= Biology of trust =

The biology of trust is the study of physiological mechanisms involved in mediating trust in social attachments. It has been studied in terms of genetics, endocrinology and neurobiology.

Trust is the intentional choice to believe the input of strangers because one believes they know the truth and have one's best interest at heart. Trust is important in creating social attachments.

Social bonds is a characteristic present in many mammals and other vertebrae species. However, there exists a paradox in the formation of social bonds in humans- while there are benefits, drawbacks, such as judgment, vulnerabilities to harmful physical and emotional hurt do exist. And overarching all of this is trust, which is marked by the intentional choice to rely on another individual for an underlying purpose, despite drawbacks- a factor in social bonds with biological implications.

== Neural Mechanisms ==
Neuropeptides, specifically oxytocin (OT) and arginine-vasopressin (AVP), have been shown to be involved in physiological mechanisms of social behavior. Sex hormones, have also been correlated. The involvement of OT and AVP in trust and social attachment can be attributed the fact that both molecules can be released as neurotransmitters or hormones throughout the body. OT and AVP act as neurotransmitters when released directly by the hypothalamus; they act as neurohormones when released peripherally by the pituitary gland. So, both AVP and OT are peripheral (functioning throughout the body) and central (functioning within the brain).

Both social bonding and social attachment involve OT. In female rats that had OT injected directly into the brain, studies found that the OT rats exhibited full maternal behavior towards foster pups. In studies involving human subjects, increases in OT were observed in subjects who received intentional trust signals in a controlled trust game. When an OT receptor antagonist was injected in rats, it was found that there was a decrease in social recognition and decreased social bonding. In a similar study, injection of central or peripheral OT in the lateral septum or main olfactory bulbs showed an increase in social recognition and interaction. Studies have also shown the integration of OT with Dopamine (DA) and AVP in social bonding. Function of DA neurons on OT receptors bound in the striatum strengthen social attachment by directing the reward pathways in which DA is involved with towards behavioral trust.

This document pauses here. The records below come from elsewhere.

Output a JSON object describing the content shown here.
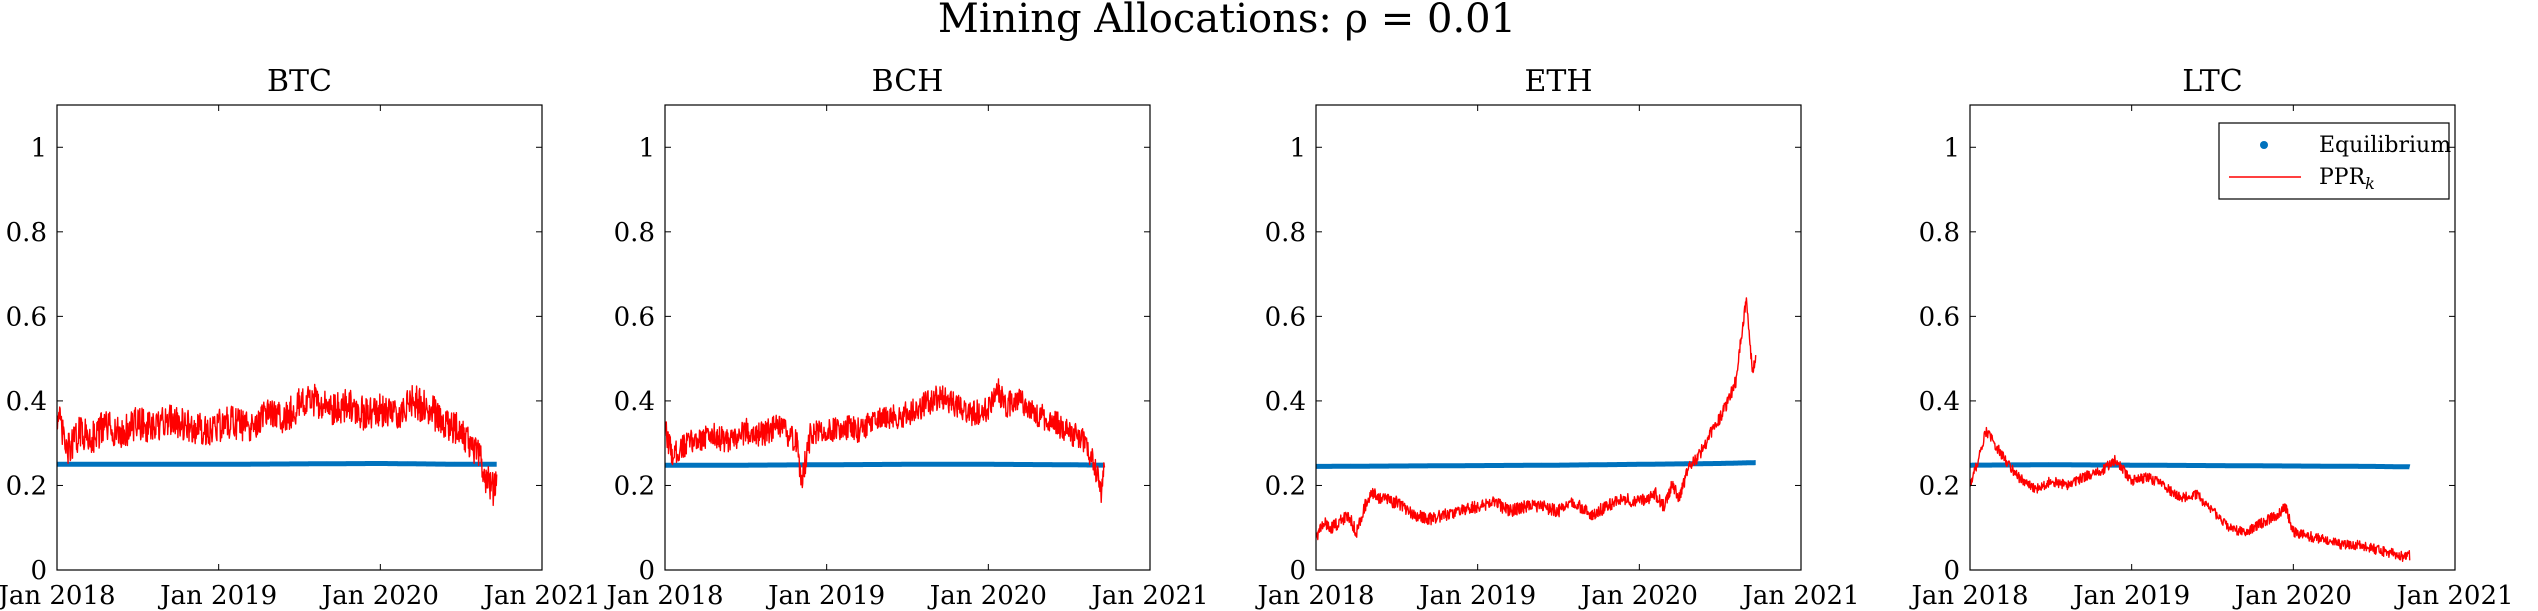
{
  "figure_title": "Mining Allocations: ρ = 0.01",
  "colors": {
    "equilibrium": "#0072BD",
    "ppr": "#FF0000",
    "axis": "#000000"
  },
  "legend": {
    "location": "top-right",
    "shown_in_panel": 3,
    "equilibrium_label": "Equilibrium",
    "ppr_label": "PPR",
    "ppr_subscript": "k"
  },
  "chart_data": [
    {
      "type": "line",
      "title": "BTC",
      "xlim": [
        2018.0,
        2021.0
      ],
      "ylim": [
        0,
        1.1
      ],
      "x_ticks": [
        2018,
        2019,
        2020,
        2021
      ],
      "x_tick_labels": [
        "Jan 2018",
        "Jan 2019",
        "Jan 2020",
        "Jan 2021"
      ],
      "y_ticks": [
        0,
        0.2,
        0.4,
        0.6,
        0.8,
        1
      ],
      "y_tick_labels": [
        "0",
        "0.2",
        "0.4",
        "0.6",
        "0.8",
        "1"
      ],
      "series": [
        {
          "name": "Equilibrium",
          "style": "dots",
          "x": [
            2018.0,
            2018.5,
            2019.0,
            2019.5,
            2020.0,
            2020.5,
            2020.72
          ],
          "y": [
            0.25,
            0.25,
            0.25,
            0.251,
            0.252,
            0.25,
            0.25
          ]
        },
        {
          "name": "PPR_k",
          "style": "line",
          "x": [
            2018.0,
            2018.03,
            2018.06,
            2018.1,
            2018.15,
            2018.2,
            2018.3,
            2018.4,
            2018.5,
            2018.6,
            2018.7,
            2018.8,
            2018.9,
            2019.0,
            2019.1,
            2019.2,
            2019.3,
            2019.4,
            2019.5,
            2019.6,
            2019.7,
            2019.8,
            2019.9,
            2020.0,
            2020.1,
            2020.2,
            2020.3,
            2020.4,
            2020.5,
            2020.55,
            2020.6,
            2020.65,
            2020.7,
            2020.72
          ],
          "y": [
            0.37,
            0.33,
            0.28,
            0.3,
            0.33,
            0.31,
            0.34,
            0.32,
            0.35,
            0.33,
            0.36,
            0.34,
            0.33,
            0.34,
            0.35,
            0.33,
            0.37,
            0.36,
            0.39,
            0.4,
            0.38,
            0.39,
            0.37,
            0.38,
            0.36,
            0.4,
            0.38,
            0.35,
            0.33,
            0.3,
            0.28,
            0.22,
            0.19,
            0.24
          ],
          "noise": 0.04
        }
      ]
    },
    {
      "type": "line",
      "title": "BCH",
      "xlim": [
        2018.0,
        2021.0
      ],
      "ylim": [
        0,
        1.1
      ],
      "x_ticks": [
        2018,
        2019,
        2020,
        2021
      ],
      "x_tick_labels": [
        "Jan 2018",
        "Jan 2019",
        "Jan 2020",
        "Jan 2021"
      ],
      "y_ticks": [
        0,
        0.2,
        0.4,
        0.6,
        0.8,
        1
      ],
      "y_tick_labels": [
        "0",
        "0.2",
        "0.4",
        "0.6",
        "0.8",
        "1"
      ],
      "series": [
        {
          "name": "Equilibrium",
          "style": "dots",
          "x": [
            2018.0,
            2018.5,
            2019.0,
            2019.5,
            2020.0,
            2020.5,
            2020.72
          ],
          "y": [
            0.248,
            0.248,
            0.249,
            0.25,
            0.25,
            0.249,
            0.248
          ]
        },
        {
          "name": "PPR_k",
          "style": "line",
          "x": [
            2018.0,
            2018.05,
            2018.1,
            2018.2,
            2018.3,
            2018.4,
            2018.5,
            2018.6,
            2018.7,
            2018.82,
            2018.84,
            2018.9,
            2019.0,
            2019.1,
            2019.2,
            2019.3,
            2019.4,
            2019.5,
            2019.6,
            2019.7,
            2019.8,
            2019.9,
            2020.0,
            2020.05,
            2020.1,
            2020.2,
            2020.3,
            2020.4,
            2020.5,
            2020.6,
            2020.65,
            2020.7,
            2020.72
          ],
          "y": [
            0.33,
            0.27,
            0.29,
            0.31,
            0.32,
            0.3,
            0.33,
            0.32,
            0.34,
            0.3,
            0.2,
            0.32,
            0.33,
            0.34,
            0.33,
            0.35,
            0.36,
            0.37,
            0.39,
            0.41,
            0.39,
            0.37,
            0.38,
            0.44,
            0.39,
            0.4,
            0.37,
            0.35,
            0.33,
            0.3,
            0.26,
            0.18,
            0.24
          ],
          "noise": 0.03
        }
      ]
    },
    {
      "type": "line",
      "title": "ETH",
      "xlim": [
        2018.0,
        2021.0
      ],
      "ylim": [
        0,
        1.1
      ],
      "x_ticks": [
        2018,
        2019,
        2020,
        2021
      ],
      "x_tick_labels": [
        "Jan 2018",
        "Jan 2019",
        "Jan 2020",
        "Jan 2021"
      ],
      "y_ticks": [
        0,
        0.2,
        0.4,
        0.6,
        0.8,
        1
      ],
      "y_tick_labels": [
        "0",
        "0.2",
        "0.4",
        "0.6",
        "0.8",
        "1"
      ],
      "series": [
        {
          "name": "Equilibrium",
          "style": "dots",
          "x": [
            2018.0,
            2018.5,
            2019.0,
            2019.5,
            2020.0,
            2020.5,
            2020.72
          ],
          "y": [
            0.245,
            0.246,
            0.247,
            0.248,
            0.25,
            0.252,
            0.254
          ]
        },
        {
          "name": "PPR_k",
          "style": "line",
          "x": [
            2018.0,
            2018.05,
            2018.1,
            2018.2,
            2018.25,
            2018.3,
            2018.35,
            2018.4,
            2018.5,
            2018.6,
            2018.7,
            2018.8,
            2018.9,
            2019.0,
            2019.1,
            2019.2,
            2019.3,
            2019.4,
            2019.5,
            2019.6,
            2019.7,
            2019.8,
            2019.9,
            2020.0,
            2020.1,
            2020.15,
            2020.2,
            2020.25,
            2020.3,
            2020.35,
            2020.4,
            2020.45,
            2020.5,
            2020.55,
            2020.6,
            2020.63,
            2020.66,
            2020.7,
            2020.72
          ],
          "y": [
            0.08,
            0.11,
            0.1,
            0.13,
            0.09,
            0.15,
            0.18,
            0.17,
            0.16,
            0.13,
            0.12,
            0.13,
            0.14,
            0.15,
            0.16,
            0.14,
            0.15,
            0.15,
            0.14,
            0.16,
            0.13,
            0.15,
            0.17,
            0.16,
            0.18,
            0.15,
            0.2,
            0.17,
            0.24,
            0.26,
            0.29,
            0.33,
            0.36,
            0.4,
            0.45,
            0.55,
            0.64,
            0.47,
            0.5
          ],
          "noise": 0.015
        }
      ]
    },
    {
      "type": "line",
      "title": "LTC",
      "xlim": [
        2018.0,
        2021.0
      ],
      "ylim": [
        0,
        1.1
      ],
      "x_ticks": [
        2018,
        2019,
        2020,
        2021
      ],
      "x_tick_labels": [
        "Jan 2018",
        "Jan 2019",
        "Jan 2020",
        "Jan 2021"
      ],
      "y_ticks": [
        0,
        0.2,
        0.4,
        0.6,
        0.8,
        1
      ],
      "y_tick_labels": [
        "0",
        "0.2",
        "0.4",
        "0.6",
        "0.8",
        "1"
      ],
      "series": [
        {
          "name": "Equilibrium",
          "style": "dots",
          "x": [
            2018.0,
            2018.5,
            2019.0,
            2019.5,
            2020.0,
            2020.5,
            2020.72
          ],
          "y": [
            0.248,
            0.249,
            0.248,
            0.247,
            0.246,
            0.245,
            0.244
          ]
        },
        {
          "name": "PPR_k",
          "style": "line",
          "x": [
            2018.0,
            2018.05,
            2018.1,
            2018.15,
            2018.2,
            2018.3,
            2018.4,
            2018.5,
            2018.6,
            2018.7,
            2018.8,
            2018.9,
            2019.0,
            2019.1,
            2019.2,
            2019.3,
            2019.4,
            2019.5,
            2019.6,
            2019.7,
            2019.8,
            2019.9,
            2019.95,
            2020.0,
            2020.1,
            2020.2,
            2020.3,
            2020.4,
            2020.5,
            2020.6,
            2020.7,
            2020.72
          ],
          "y": [
            0.2,
            0.26,
            0.33,
            0.3,
            0.27,
            0.22,
            0.19,
            0.21,
            0.2,
            0.22,
            0.23,
            0.26,
            0.21,
            0.22,
            0.2,
            0.17,
            0.18,
            0.14,
            0.1,
            0.09,
            0.11,
            0.13,
            0.15,
            0.09,
            0.08,
            0.07,
            0.06,
            0.06,
            0.05,
            0.04,
            0.03,
            0.035
          ],
          "noise": 0.012
        }
      ]
    }
  ]
}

Social recognition memory also involves AVP. In a study conducted on Brattleboro rats that carried a mutation inhibiting AVP production, injection of central and peripheral AVP was correlated with an improvement in social recognition. As with OT, injection of AVP receptor antagonist was followed by impaired social bonding and recognition. In male titi monkeys, injection of AVP increased social behavior towards their female partner. In human studies, AVP has also shown to increase pro-social behavior towards their significant other. The effects of AVP are reinforced by its integration with OT. In a study in which rats received increased peripheral or central OT and AVP, the rats with increased OT or AVP exhibited an increase in huddling and sharing food with other rats.

Social bonding is mediated several brain areas which respond to OT, AVP, and DA. Studies using fMRI have been used in research to assess associated brain areas in human attachment based on auditory and visual stimuli responses of the brain to attachment target. These studies found that the ventral tegmental area (VTA) and ventral striatum in the brain were activated during responses to attachment target. Further research in fMRI studies have shown that the amygdala, nucleus accumbens (NA), hypothalamus, sub-cortical and cortical reward neural networks are also involved mediating social attachment. These networks and pathways contain receptors that allow OT, AVP, and DA to exert their effects in high and low level processes in the brain that provide a foundation for social trust. In studies with human subjects who experienced social isolation, there was an increase in activity in the hypothalamic-pituitary-adrenal (HPA) axis-a neural network involved in the release of cortisol, a stress-response hormone. This same research showed a deactivation in brain regions associated with OT and AVP.